Aged and Community Services Australia (ACSA) says it’s disappointed with the Government’s 1.9% indexation of funding for aged care, describing it as a meagre increase given the current rise in inflation.

ACSA CEO Patrick McClure says aged care providers question how the Government could justify a figure which fails to address rising costs in the sector.

McClure says older people living in their homes and those in residential aged care bear the brunt of funding shortfalls which directly impact on services.

He says that with no additional funding for aged care in this year’s Federal Budget, 1.9% indexation compounds the problem. The Federal Government recently announced the annual indexation adjustment for the sector – up point-2% on last year’s 1.7%.

The ACSA points to the Consumer Price Index (CPI) rose 3.3% in the past 12 months. In the March quarter fuel costs increased by 8.8%, vegetables by 16% and pharmaceuticals by 12.5%.
The minimum wage will rise by $15.51 a week from July 1.

McClure says the rate of indexation was one factor among many identified by the Productivity Commission (PC) as a weakness indicating the need for fundamental reform.

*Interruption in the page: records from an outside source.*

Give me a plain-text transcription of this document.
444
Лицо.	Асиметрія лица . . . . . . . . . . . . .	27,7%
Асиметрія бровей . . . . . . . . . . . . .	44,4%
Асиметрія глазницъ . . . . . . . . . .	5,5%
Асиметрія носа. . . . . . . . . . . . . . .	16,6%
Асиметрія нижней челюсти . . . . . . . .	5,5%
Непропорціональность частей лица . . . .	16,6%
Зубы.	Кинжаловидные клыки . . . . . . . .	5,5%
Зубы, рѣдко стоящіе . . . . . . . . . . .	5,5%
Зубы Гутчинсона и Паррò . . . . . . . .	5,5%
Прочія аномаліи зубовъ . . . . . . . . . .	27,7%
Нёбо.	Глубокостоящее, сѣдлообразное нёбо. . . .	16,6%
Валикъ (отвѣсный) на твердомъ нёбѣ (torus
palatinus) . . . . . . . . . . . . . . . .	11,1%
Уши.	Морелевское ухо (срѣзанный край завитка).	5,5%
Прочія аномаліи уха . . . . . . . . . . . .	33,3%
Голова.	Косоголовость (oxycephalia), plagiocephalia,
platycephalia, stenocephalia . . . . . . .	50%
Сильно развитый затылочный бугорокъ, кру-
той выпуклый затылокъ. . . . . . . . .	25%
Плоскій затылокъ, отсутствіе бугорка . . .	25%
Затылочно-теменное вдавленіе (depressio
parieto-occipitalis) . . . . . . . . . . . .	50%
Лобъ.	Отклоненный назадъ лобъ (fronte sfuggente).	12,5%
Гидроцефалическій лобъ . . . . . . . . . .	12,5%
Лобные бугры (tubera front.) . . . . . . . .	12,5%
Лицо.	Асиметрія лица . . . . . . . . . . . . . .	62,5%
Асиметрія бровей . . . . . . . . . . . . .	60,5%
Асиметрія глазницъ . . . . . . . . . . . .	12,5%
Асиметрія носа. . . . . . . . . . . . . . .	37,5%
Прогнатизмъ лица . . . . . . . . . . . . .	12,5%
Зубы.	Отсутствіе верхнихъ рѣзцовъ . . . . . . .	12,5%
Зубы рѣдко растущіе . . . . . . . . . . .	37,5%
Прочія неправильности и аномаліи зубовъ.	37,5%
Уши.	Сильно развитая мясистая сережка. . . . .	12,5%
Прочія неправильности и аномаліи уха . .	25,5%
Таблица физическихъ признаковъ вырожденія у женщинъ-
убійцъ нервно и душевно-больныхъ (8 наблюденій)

He says real reform is at hand now the PC’s final report is with the Government but the means for aged care providers to maintain and bolster services remain elusive.

The Minister for Ageing has stated that developing fair and sustainable funding arrangements for aged care may be one of the hardest achievements for his Government.

McClure says it will be that much more difficult if there is no action to sustain the industry in the short term.

The ACSA has again called on the Government to restore the additional 1.75% subsidy for residential care services and extend it to community care pending a ‘cost of care’ study proposed by the PC.